Todavia, para sermos rigorosos, precisamos reconhecer que Diadorim viveu de certa forma a servidão. Viveu, na verdade, a desobediente escravidão que imortaliza: “[...] senti que Diadorim não era mortal. E que a presença dele não me obedecia. Eu sei: quem ama é sempre muito escravo, mas não obedece nunca de verdade...” (GSV, p.418).

Já dissemos: Diadorim tinha seus caprichos, “pertencia a sina diferente” (GSV, p.323).

Assim como as mulçumanas, viveu sob o peso de um véu masculinizante. Mas, ao contrário destas, este mesmo véu lhe deu acesso a um caminho singular. Se Diadorim não foi igual aos outros - seus companheiros de jagunçagem -, muito menos foi forçado a igualar-se a todas as outras. Diadorim era “dessemelhante, já disse, não dava minúcia de pessoa outra nenhuma” (GSV, p.82).

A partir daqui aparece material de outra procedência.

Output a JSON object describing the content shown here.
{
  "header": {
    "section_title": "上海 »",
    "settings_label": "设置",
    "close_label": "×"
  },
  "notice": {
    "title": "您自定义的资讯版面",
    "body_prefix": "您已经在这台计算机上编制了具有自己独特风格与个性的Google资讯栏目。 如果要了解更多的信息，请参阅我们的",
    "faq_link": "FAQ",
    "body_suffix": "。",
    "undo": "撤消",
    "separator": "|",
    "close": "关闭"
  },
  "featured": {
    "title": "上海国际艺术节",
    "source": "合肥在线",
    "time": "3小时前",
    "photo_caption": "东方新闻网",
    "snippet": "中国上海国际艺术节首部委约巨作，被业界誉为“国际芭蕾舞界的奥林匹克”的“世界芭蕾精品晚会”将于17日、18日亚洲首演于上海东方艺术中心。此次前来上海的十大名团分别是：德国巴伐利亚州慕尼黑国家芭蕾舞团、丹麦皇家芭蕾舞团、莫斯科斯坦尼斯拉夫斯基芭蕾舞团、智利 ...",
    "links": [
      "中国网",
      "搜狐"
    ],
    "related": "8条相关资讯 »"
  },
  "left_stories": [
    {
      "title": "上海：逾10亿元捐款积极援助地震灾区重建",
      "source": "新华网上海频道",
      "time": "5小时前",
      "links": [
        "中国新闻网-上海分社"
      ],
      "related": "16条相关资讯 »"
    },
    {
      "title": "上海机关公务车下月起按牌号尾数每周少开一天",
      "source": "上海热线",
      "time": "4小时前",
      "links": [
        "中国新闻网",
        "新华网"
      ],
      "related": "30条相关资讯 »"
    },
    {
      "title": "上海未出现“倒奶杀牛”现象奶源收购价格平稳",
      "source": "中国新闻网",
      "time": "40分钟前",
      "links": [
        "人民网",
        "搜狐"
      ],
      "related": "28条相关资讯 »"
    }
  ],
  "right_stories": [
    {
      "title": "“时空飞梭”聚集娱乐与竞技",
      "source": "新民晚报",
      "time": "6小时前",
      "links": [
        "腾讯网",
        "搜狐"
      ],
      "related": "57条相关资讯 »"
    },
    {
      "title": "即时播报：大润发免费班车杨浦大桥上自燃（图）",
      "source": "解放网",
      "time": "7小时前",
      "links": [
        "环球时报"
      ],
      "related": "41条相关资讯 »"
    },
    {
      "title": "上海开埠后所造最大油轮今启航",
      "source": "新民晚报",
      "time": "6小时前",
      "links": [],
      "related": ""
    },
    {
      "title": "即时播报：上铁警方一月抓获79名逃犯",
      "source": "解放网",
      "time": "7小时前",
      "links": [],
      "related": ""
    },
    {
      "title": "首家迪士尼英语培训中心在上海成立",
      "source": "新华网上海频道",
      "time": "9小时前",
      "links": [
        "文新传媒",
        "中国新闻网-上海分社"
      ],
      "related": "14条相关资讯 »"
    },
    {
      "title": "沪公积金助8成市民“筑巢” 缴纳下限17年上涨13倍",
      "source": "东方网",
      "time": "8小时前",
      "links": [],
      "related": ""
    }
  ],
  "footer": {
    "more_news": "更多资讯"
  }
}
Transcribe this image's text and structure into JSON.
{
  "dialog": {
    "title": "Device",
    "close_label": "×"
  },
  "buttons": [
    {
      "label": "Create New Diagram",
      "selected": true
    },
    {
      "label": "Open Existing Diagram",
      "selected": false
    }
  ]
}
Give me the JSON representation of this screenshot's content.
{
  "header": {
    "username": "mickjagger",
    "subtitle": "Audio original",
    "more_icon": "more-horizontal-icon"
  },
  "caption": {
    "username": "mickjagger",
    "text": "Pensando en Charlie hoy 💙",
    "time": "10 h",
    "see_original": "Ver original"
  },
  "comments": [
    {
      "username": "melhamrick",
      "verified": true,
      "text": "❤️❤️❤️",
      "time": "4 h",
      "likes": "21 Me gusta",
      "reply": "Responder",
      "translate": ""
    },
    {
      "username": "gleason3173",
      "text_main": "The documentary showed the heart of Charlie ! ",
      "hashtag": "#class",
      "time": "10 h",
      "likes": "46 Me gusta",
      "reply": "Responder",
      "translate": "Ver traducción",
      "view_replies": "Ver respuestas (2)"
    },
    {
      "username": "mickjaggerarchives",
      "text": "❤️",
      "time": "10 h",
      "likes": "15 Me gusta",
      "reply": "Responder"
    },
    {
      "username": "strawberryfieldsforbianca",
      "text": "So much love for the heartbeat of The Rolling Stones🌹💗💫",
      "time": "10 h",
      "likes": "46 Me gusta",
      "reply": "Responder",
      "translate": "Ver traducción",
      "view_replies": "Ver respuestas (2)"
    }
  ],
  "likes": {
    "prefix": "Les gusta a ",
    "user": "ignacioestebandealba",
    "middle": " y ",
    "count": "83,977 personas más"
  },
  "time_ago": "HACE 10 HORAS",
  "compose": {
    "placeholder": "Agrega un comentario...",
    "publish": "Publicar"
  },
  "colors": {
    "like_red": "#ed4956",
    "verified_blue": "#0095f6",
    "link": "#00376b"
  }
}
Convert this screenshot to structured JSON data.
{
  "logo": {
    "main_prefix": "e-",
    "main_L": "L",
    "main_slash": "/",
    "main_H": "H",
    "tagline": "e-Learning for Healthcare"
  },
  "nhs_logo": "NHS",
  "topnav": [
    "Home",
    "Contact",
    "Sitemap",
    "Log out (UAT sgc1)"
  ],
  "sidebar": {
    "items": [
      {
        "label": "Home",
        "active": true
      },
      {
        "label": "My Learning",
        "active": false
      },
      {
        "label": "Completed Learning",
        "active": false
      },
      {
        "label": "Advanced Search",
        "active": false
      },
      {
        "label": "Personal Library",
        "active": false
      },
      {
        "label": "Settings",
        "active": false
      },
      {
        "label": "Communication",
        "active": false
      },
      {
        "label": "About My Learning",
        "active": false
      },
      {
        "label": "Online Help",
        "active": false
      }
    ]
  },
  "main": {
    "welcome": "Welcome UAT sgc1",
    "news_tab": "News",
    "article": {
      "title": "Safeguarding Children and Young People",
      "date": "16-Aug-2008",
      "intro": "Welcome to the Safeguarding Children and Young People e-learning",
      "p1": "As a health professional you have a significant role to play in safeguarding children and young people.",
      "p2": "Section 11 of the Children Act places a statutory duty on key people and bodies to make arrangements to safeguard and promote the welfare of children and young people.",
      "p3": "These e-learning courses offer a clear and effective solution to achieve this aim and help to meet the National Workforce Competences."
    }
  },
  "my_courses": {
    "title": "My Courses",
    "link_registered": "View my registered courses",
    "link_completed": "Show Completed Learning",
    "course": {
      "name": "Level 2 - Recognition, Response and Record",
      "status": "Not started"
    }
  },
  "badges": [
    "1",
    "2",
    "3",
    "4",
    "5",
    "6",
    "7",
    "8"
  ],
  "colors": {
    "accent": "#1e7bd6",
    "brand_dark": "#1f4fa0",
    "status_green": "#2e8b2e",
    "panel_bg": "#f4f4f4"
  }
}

Diadorim tinha o olhar caprichoso, esmerado, “esmartes olhos, botados verdes” (GSV, p.81). E, mesmo que tenha sido cegado, não foi emudecido. Jamais foi ingnóbil: “ele gostava de mandar, primeiro mandava suave, depois, visto que não fosse obedecido, com as sete pedras. [...] E ele, [...], era tão galhardo garboso, tão governador [...]” (GSV, p.116).

É bem verdade que teve de percorrer a vereda da masculinização. Diadorim “[t]inha [seus] fados” (GSV, p.120) e sabia que “[a] vida da gente faz sete voltas – se diz. A vida nem é da gente... Ele falava aquilo sem rompante e sem entornos, mais antes com pressa, quem sabe se com tico de pesar e vergonhosa suspensão” (GSV, p.120).

Cabe-nos, então, tentar entender a pressa, o pesar e a vergonhosa suspensão de Diadorim. Sobretudo por termos em perspectiva que estes são indícios de um capricho especial, um capricho, sem dúvida, “diferente, muito diferente...” (GSV, p.86).